Egypt Presidential Election 2012: Mohammed Morsi, Ahmed Shafiq In Run-Off Vote
By Shaimaa Fayed and Dina Zayed
CAIRO, May 28 (Reuters) – Egypt’s electoral committee declared on Monday that a run-off for the presidency would pit a Muslim Brother against a former ally of deposed leader Hosni Mubarak, but one losing candidate rejected the outcome of a “dishonest” vote.
The committee confirmed that the Brotherhood’s Mohamed Mursi and ex-air force chief Ahmed Shafiq had proceeded to the second round of Egypt’s first genuinely contested presidential vote.
Mursi topped the poll with 24.3 percent of the votes, followed by Shafiq with 23.3 percent. Turnout was 46 percent.

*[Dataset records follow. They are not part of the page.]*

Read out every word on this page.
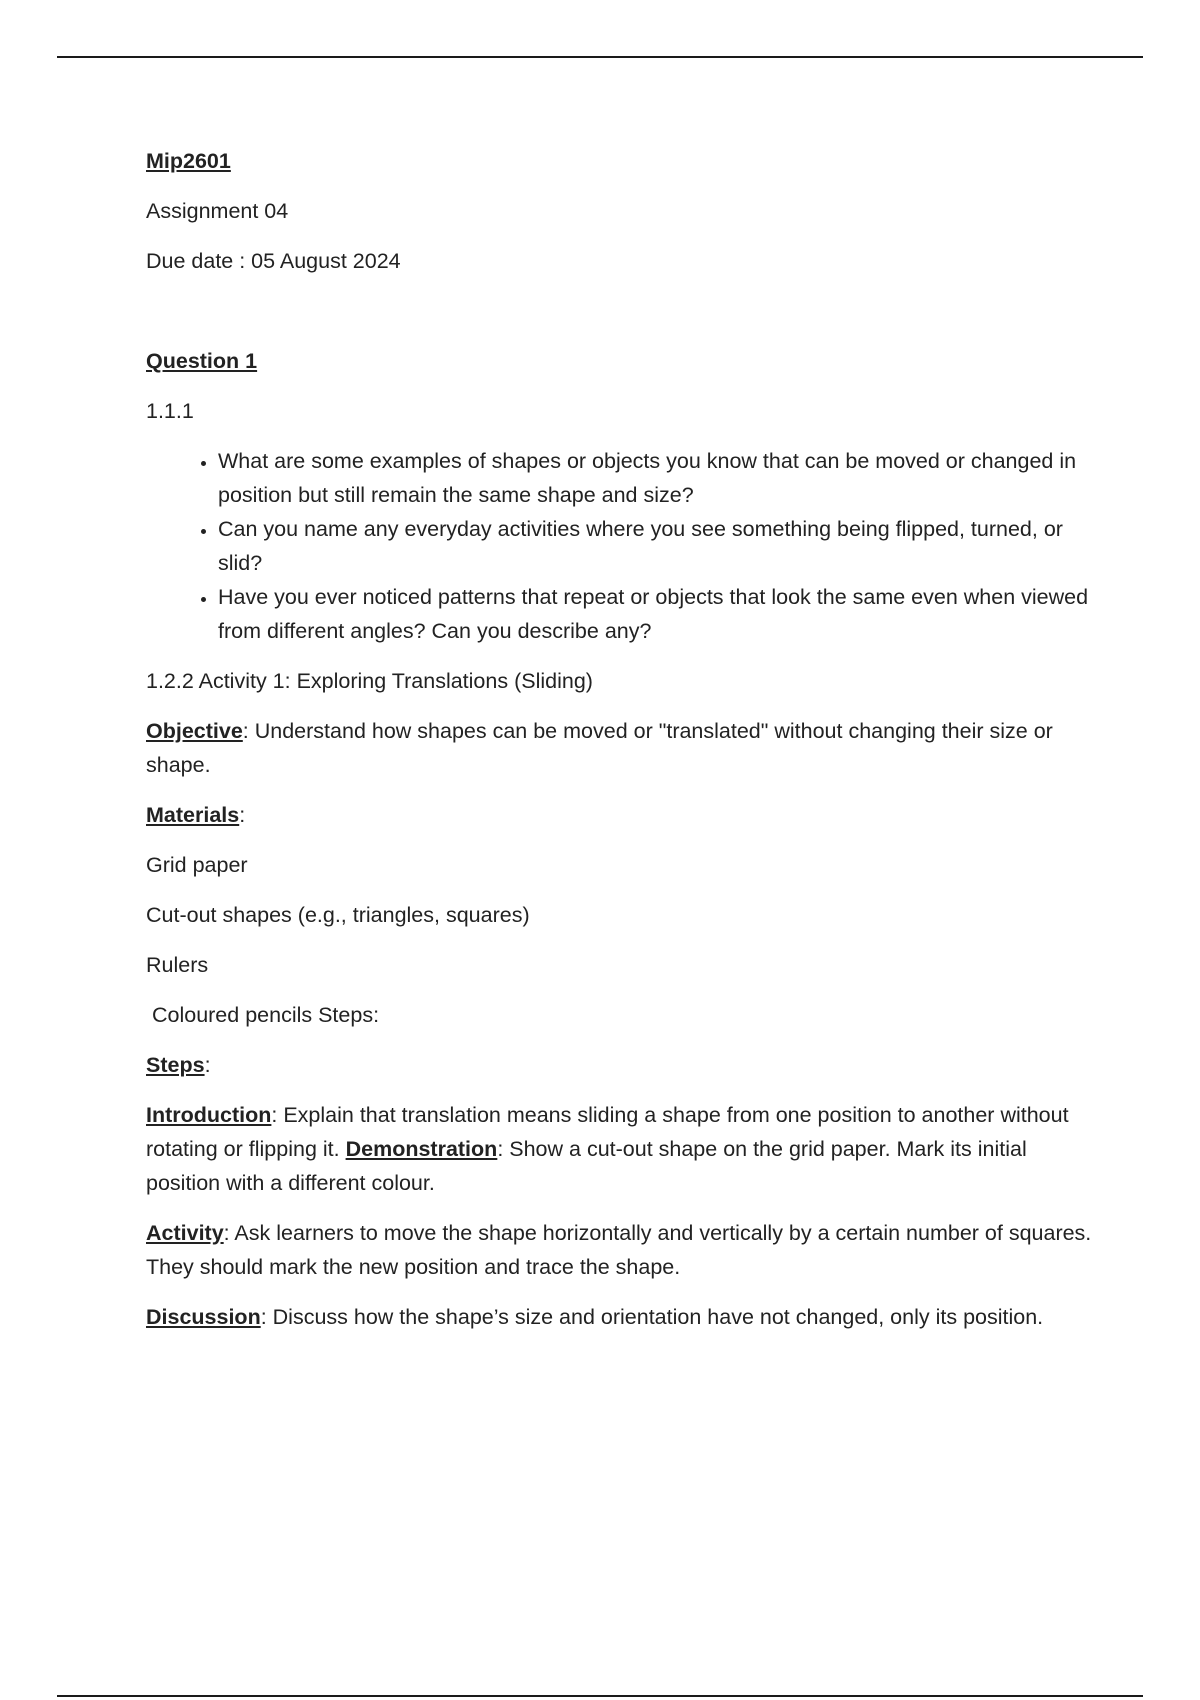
Mip2601

Assignment 04

Due date : 05 August 2024

Question 1

1.1.1

• What are some examples of shapes or objects you know that can be moved or changed in position but still remain the same shape and size?
• Can you name any everyday activities where you see something being flipped, turned, or slid?
• Have you ever noticed patterns that repeat or objects that look the same even when viewed from different angles? Can you describe any?

1.2.2 Activity 1: Exploring Translations (Sliding)

Objective: Understand how shapes can be moved or "translated" without changing their size or shape.

Materials:

Grid paper

Cut-out shapes (e.g., triangles, squares)

Rulers

Coloured pencils Steps:

Steps:

Introduction: Explain that translation means sliding a shape from one position to another without rotating or flipping it. Demonstration: Show a cut-out shape on the grid paper. Mark its initial position with a different colour.

Activity: Ask learners to move the shape horizontally and vertically by a certain number of squares. They should mark the new position and trace the shape.

Discussion: Discuss how the shape’s size and orientation have not changed, only its position.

A Mursi-Shafiq run-off poses an agonising dilemma for many of Egypt’s 50 million voters who are equally wary of Islamist rule or a return to a military-backed authoritarian system.
About half of first-round votes went to candidates somewhere in the middle ground – from leftist firebrand Hamdeen Sabahy, third-placed with 20.4 percent, to moderate Islamist Abdel Moneim Abol Fotouh, with 17.2 percent, and former Arab League secretary-general Amr Moussa, with 10.9 percent.
All three filed complaints about the voting, all of which were rejected by the six judges forming the electoral committee.
The disputes add rancour to an already messy and often bloody transition to democracy since generals took over from Mubarak when a popular uprising forced him out on Feb. 11, 2011.